Há quem goste de multidões. Há quem goste de solidões. Há quem goste de mares ou de desertos. Há cidades povoadas ou abandonadas. Tem gente que é do dia, enquanto eu prefiro a noite...
Por sermos assim tão deliciosamente diferentes que vejo graça em cada uma das esquisitices pessoais e as coleciono, observando de longe cada uma delas e seus donos, que ora se mostram demais, ora se escondem. Seja lá por preservarem suas sombras, seja por acharem que a luz os faça mal.
Seja lá quais forem as nossas peculiaridades, lá no fundo o que somos é um teatro vazio, onde nós, atores solitários, encenamos para uma plateia inexistente. Onde podemos esquecer as falas e reinventá-las sem que ninguém nos aponte.

No fundo, por mais estranhas que possam parecer cada uma de nossas atitudes, são todas barcos a vela sem rumo em noites de lua crescente, onde pouco se vê diante dos olhos. E como toda viagem precisa de uma trilha sonora, a viagem rumo ao nosso eu deve ser embalada por um blues, daquele que toca sem ser percebido nas madrugadas, mas que faria falta se calasse.
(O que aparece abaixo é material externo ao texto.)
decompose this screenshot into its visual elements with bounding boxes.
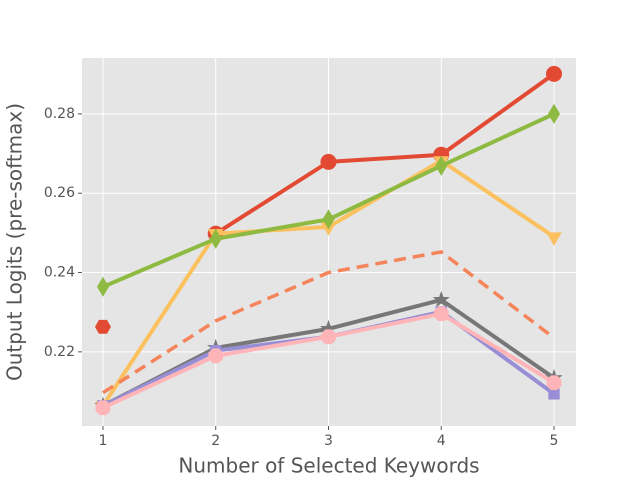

terça-feira, 10 de junho de 2014

Entre uma Balada e um Blues



Escorriam, do alto dos prédios, sabores de sorvetes derretidos pela língua quente que ousava desafiar aquela estabilidade cremosa.
Os azuis celestes pingavam nas espumas brancas das ondas daquele mar de sensações em mais um fim de tarde.
Perdida nos entremeios daquele domingo, esperando sabe-se lá o quê, ela dançava um blues, soçobrando a calmaria tradicionalmente instaurada naquele que não era um dia de feira.
Os fones nos ouvidos a desconectavam daquele cenário de concretos e amores congelados. Ela ouvia as batidas de seu coração e vivia uma balada: a balada dos primeiros amores. 
(Recusava-se a acreditar em um único primeiro amor, pois defendia o ineditismo de todas as emoções vividas.)
Como se o tempo parasse para assistir a sua euforia, dançando no meio do mundo, expondo as suas alegrias e deixando-se mais leve do que a pluma de Osíris, ela observava a fonte seca do meio da praça. Ou nem isso. Olha e nem via. Dançava. Quase pairava.
Podia ser a Praça Paris ou o Passeio Público. Poderia ser em qualquer um dos jardins da cidade ou próximo ao Relógio das Flores, pouco importava o lugar. A balada é que dava o tom daquele blues que era quase tranquilo como o seu amor.
Descobrira-se apaixonadamente envolvida em novos versos, novos nomes, novos dedos emaranhados e traçava planos de tranquilidade e companheirismo para as tantas horas que pulariam entre as nuvens daqueles céus de outono.
Achava o seu blues tranquilo. Achava o seu amor tranquilo. Mas estranhava, já que nem blues e nem amores são tranquilos. Deu-se uma folga. Não pensava em nada. E era levada, em-balada pelo som.
Ali, no meio da praça, apaixonada, ela parecia ter nascido para dançar. Parecia ter nascido entre as flores. Parecia louca deixando o corpo envolvido em cada novo acorde que ouvia.
Estava entregue à nova descoberta: a música jamais ouvida lhe despertara sensações inexplicáveis e a envolvera como nada antes havia conseguido fazer.
Ali, entre passantes, pombos, pipocas, crianças, ela havia apaixonado-se perdidamente pelas notas suaves e (quase) tranquilas daquela canção, deixando-se solta entre uma balada e um  blues que, a partir daquele momento, passou a ser tão sua.
Ali, em um domingo quase sem graça, ela redescobriu sons de tempos passados e sonhou ser uma nota daquela partitura.
Naquele fim de tarde ela descobriu-se amante também da música, sem deixar de lado a poesia, porque não lhe cabia a monogamia quando se tratava das artes e, agora, flertava também com as cores, pingando matizes de risos lunares ao crepúsculo de despedida de um sol alaranjado.